The Cost of Bad Management
According to Gallup, 70% of the variance in employee engagement can be traced back to the manager. A well-liked workplace culture cannot offset the negative effects of poor leadership. When employees feel unsupported, micromanaged, or ignored, even the most positive environment will lose its appeal. Business Insider has reported how unclear expectations and fear-based management have led to high turnover and low morale in organizations. Trust erodes. Productivity suffers. And eventually, people leave.
Reinforcing Culture with Competent Leadership
Sustaining a strong culture requires capable managers who embody company values through their actions. Leaders can take these steps:
- Invest in training for first-line and mid-level managers
- Make upward feedback safe and expected
- Set clear expectations and follow through on decisions
- Recognize that management quality directly affects team performance
Do Not Let Perks Replace Leadership
Ping-pong tables and pizza Fridays will not solve communication breakdowns or lack of direction. Culture is important, but leadership is what activates it. If a manager avoids hard conversations or lacks follow-through, no amount of positive messaging will hold things together.

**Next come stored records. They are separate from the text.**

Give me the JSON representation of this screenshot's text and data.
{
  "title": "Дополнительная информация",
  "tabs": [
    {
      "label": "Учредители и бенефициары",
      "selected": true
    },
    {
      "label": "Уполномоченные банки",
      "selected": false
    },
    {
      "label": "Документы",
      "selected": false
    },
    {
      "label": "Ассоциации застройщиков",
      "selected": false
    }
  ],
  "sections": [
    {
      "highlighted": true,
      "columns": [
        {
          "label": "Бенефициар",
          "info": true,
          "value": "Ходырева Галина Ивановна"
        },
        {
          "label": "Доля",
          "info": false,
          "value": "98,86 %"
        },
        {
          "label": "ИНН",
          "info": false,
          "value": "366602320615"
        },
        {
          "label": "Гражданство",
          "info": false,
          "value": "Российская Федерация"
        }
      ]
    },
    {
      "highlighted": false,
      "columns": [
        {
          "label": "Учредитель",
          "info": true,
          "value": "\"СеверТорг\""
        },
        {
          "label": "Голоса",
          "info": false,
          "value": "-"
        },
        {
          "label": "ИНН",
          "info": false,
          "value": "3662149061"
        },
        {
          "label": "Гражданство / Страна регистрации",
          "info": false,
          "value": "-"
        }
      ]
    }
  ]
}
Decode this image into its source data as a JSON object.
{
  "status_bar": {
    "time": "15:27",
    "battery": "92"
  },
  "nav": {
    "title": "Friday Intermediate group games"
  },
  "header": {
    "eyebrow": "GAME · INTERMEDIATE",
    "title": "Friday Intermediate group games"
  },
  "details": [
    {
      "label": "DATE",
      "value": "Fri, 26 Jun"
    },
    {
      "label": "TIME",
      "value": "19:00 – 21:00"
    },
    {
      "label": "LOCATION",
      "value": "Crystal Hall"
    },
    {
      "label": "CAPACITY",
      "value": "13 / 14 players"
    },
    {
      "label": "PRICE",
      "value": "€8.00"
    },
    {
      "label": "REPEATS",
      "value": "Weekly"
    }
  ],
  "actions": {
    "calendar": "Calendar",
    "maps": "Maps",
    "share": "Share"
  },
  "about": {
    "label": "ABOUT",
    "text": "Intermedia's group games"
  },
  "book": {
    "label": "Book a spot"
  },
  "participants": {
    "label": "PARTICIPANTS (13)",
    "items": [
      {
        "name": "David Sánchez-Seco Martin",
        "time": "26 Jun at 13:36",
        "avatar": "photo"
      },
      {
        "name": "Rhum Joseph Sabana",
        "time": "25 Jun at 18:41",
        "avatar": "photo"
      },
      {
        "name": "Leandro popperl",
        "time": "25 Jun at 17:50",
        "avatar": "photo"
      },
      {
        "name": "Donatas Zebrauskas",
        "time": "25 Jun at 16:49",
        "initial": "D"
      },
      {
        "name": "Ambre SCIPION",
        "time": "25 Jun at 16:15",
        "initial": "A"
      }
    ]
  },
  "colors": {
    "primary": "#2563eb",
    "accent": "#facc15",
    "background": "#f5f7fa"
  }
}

Business leaders who care about culture need to put just as much effort into evaluating and supporting their management team. Because at the end of the day, it is not a company’s mission statement that drives performance. It is the people in charge of leading others.
Sources
- Gallup. (2022). State of the American Manager.
- McKinsey. (2024). Why So Many Bad Bosses Still Rise to the Top.
- Business Insider. (2025). The Surprising Truth About Low Performers.